Uma busca por entendimento que não foi bem-sucedida

O argumento dos articulistas procede. Edir Macedo, com sua Igreja Universal do Reino de Deus, já estava pavimentando havia muito o caminho dos neopentecostais ao Planalto, tomando a sopa pelas bordas por décadas. Seu livro “Plano de Poder: Deus, os Cristãos e a Política”, publicado em 2008, apresenta a tese de que a Bíblia relata a existência de um projeto teocrático para o mundo. Naquele livro, materializa-se o que se denomina Teologia do Domínio. Trata-se de um projeto de poder que é o objetivo final das iniciativas de acúmulo de fiéis e riquezas das igrejas neopentecostais.

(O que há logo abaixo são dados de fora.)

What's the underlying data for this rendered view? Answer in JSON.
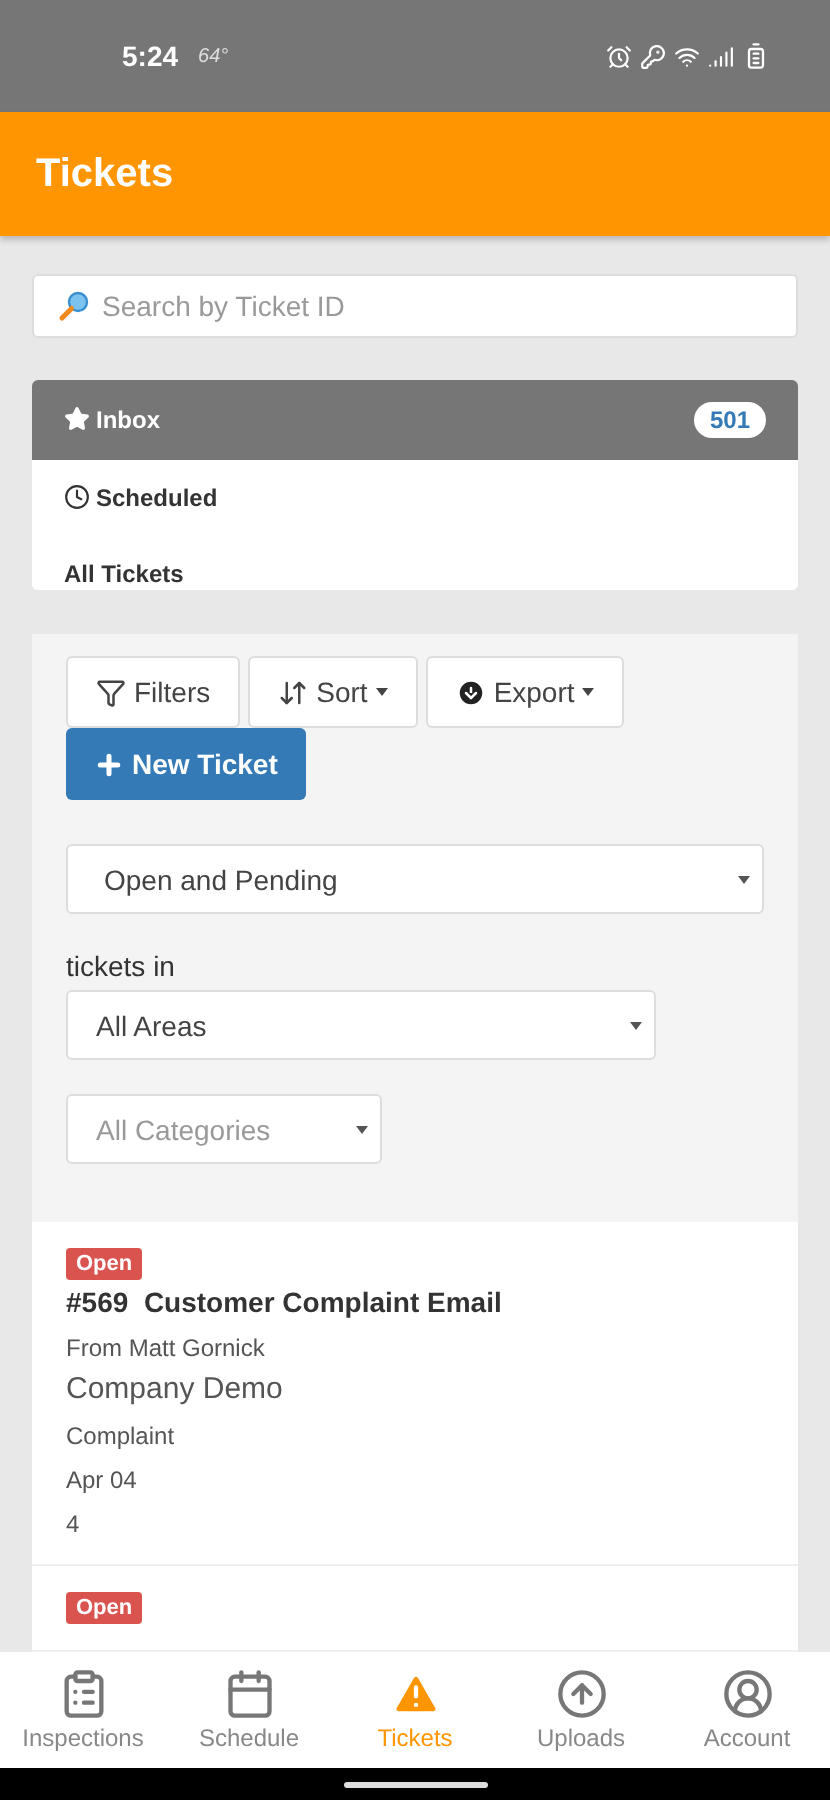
{
  "status_bar": {
    "time": "5:24",
    "temperature": "64°"
  },
  "app_bar": {
    "title": "Tickets"
  },
  "search": {
    "placeholder": "Search by Ticket ID"
  },
  "folders": [
    {
      "label": "Inbox",
      "selected": true,
      "badge": "501"
    },
    {
      "label": "Scheduled",
      "selected": false
    },
    {
      "label": "All Tickets",
      "selected": false
    }
  ],
  "toolbar": {
    "buttons": [
      {
        "label": "Filters",
        "dropdown": false
      },
      {
        "label": "Sort",
        "dropdown": true
      },
      {
        "label": "Export",
        "dropdown": true
      }
    ],
    "new_ticket": "New Ticket"
  },
  "status_select": {
    "value": "Open and Pending"
  },
  "tickets_in_label": "tickets in",
  "area_select": {
    "value": "All Areas"
  },
  "category_select": {
    "placeholder": "All Categories"
  },
  "tickets": [
    {
      "status": "Open",
      "number": "#569",
      "title": "Customer Complaint Email",
      "from": "From Matt Gornick",
      "company": "Company Demo",
      "category": "Complaint",
      "date": "Apr 04",
      "count": "4"
    },
    {
      "status": "Open"
    }
  ],
  "nav": [
    {
      "label": "Inspections",
      "selected": false
    },
    {
      "label": "Schedule",
      "selected": false
    },
    {
      "label": "Tickets",
      "selected": true
    },
    {
      "label": "Uploads",
      "selected": false
    },
    {
      "label": "Account",
      "selected": false
    }
  ]
}
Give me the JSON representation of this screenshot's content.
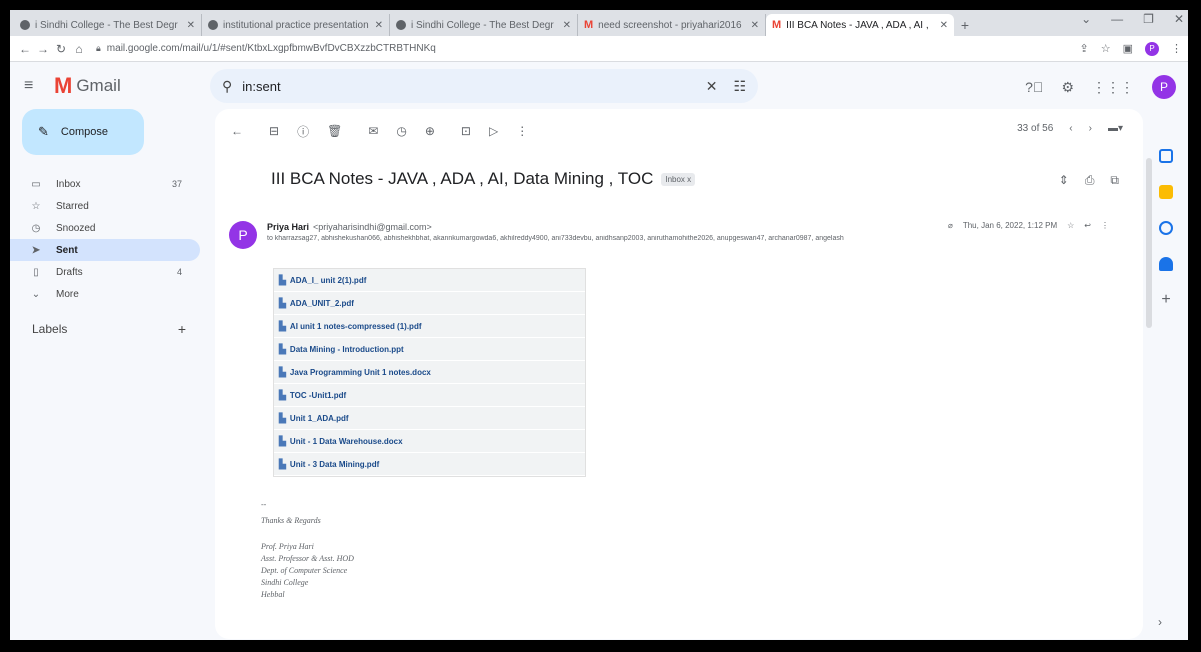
{
  "browser": {
    "tabs": [
      {
        "label": "i Sindhi College - The Best Degr",
        "active": false
      },
      {
        "label": "institutional practice presentation",
        "active": false
      },
      {
        "label": "i Sindhi College - The Best Degr",
        "active": false
      },
      {
        "label": "need screenshot - priyahari2016",
        "active": false
      },
      {
        "label": "III BCA Notes - JAVA , ADA , AI ,",
        "active": true
      }
    ],
    "url": "mail.google.com/mail/u/1/#sent/KtbxLxgpfbmwBvfDvCBXzzbCTRBTHNKq",
    "profile_initial": "P"
  },
  "gmail": {
    "brand": "Gmail",
    "search_query": "in:sent",
    "avatar_initial": "P"
  },
  "sidebar": {
    "compose_label": "Compose",
    "items": [
      {
        "label": "Inbox",
        "count": "37",
        "icon": "inbox-icon"
      },
      {
        "label": "Starred",
        "count": "",
        "icon": "star-icon"
      },
      {
        "label": "Snoozed",
        "count": "",
        "icon": "clock-icon"
      },
      {
        "label": "Sent",
        "count": "",
        "icon": "send-icon"
      },
      {
        "label": "Drafts",
        "count": "4",
        "icon": "draft-icon"
      },
      {
        "label": "More",
        "count": "",
        "icon": "chevron-down-icon"
      }
    ],
    "labels_heading": "Labels"
  },
  "toolbar": {
    "pagination": "33 of 56"
  },
  "message": {
    "subject": "III BCA Notes - JAVA , ADA , AI, Data Mining , TOC",
    "label_chip": "Inbox x",
    "sender_name": "Priya Hari",
    "sender_email": "<priyaharisindhi@gmail.com>",
    "recipients": "to kharrazsag27, abhishekushan066, abhishekhbhat, akannkumargowda6, akhilreddy4900, ani733devbu, anidhsanp2003, aniruthamohithe2026, anupgeswari47, archanar0987, angelash",
    "date": "Thu, Jan 6, 2022, 1:12 PM"
  },
  "attachments": [
    "ADA_I_ unit 2(1).pdf",
    "ADA_UNIT_2.pdf",
    "AI unit 1 notes-compressed (1).pdf",
    "Data Mining - Introduction.ppt",
    "Java Programming Unit 1 notes.docx",
    "TOC -Unit1.pdf",
    "Unit 1_ADA.pdf",
    "Unit - 1 Data Warehouse.docx",
    "Unit - 3 Data Mining.pdf"
  ],
  "signature": {
    "dash": "--",
    "thanks": "Thanks & Regards",
    "lines": [
      "Prof. Priya Hari",
      "Asst. Professor & Asst. HOD",
      "Dept. of Computer Science",
      "Sindhi College",
      "Hebbal"
    ]
  },
  "colors": {
    "accent": "#c2e7ff",
    "active_nav": "#d3e3fd",
    "avatar": "#9334e6",
    "gmail_red": "#ea4335"
  }
}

Evidentemente, nosso conhecimento da história da IURD nos permite pensar que, muito antes da publicação de “Plano de Poder”, Edir Macedo já alinhavava seus planos junto ao estamento político brasileiro. Porém, interessantemente, em algum momento de Apocalipse nos Trópicos, Silas Malafaia atribui a si a intensificação da presença neopentecostal nos Três Poderes. Não descarto a hipótese de que Petra Costa acreditou nele.

Apocalipse malafaia

O argumento dos críticos de que Costa errou feio ao elevar Silas Malafaia à condição de protagonista no projeto teocrático brasileiro na verdade se inclui em um outro, mais amplo. No início do filme, a diretora relata sua perplexidade diante do tempo presente da política brasileira, que paulatinamente está trocando a fé na democracia pela fé em algo “igualmente abstrato”: Deus. Isso evidencia uma crescente presença dos evangélicos nas instâncias macrodecisórias da política brasileira. Assim, na tentativa de entender o presente, Costa afirma pretender mapear como religião e política se imiscuíram no Brasil. E também refletir sobre por que o Estado laico definido na Constituição brasileira tem sido cada vez menos reconhecido na prática. É muita coisa.

O problema não é de recorte

Entretanto, no programa Calma Urgente do dia 14 de julho de 2025, a produtora e co-roteirista do filme Alessandra Orofino rebate os críticos afirmando que o que eles mencionam como problema é na verdade o recorte do tema. Segundo Orofino, especificamente, Costa resume no discurso e nas ações de Silas Malafaia o pensamento e a ascensão da Teologia do Domínio.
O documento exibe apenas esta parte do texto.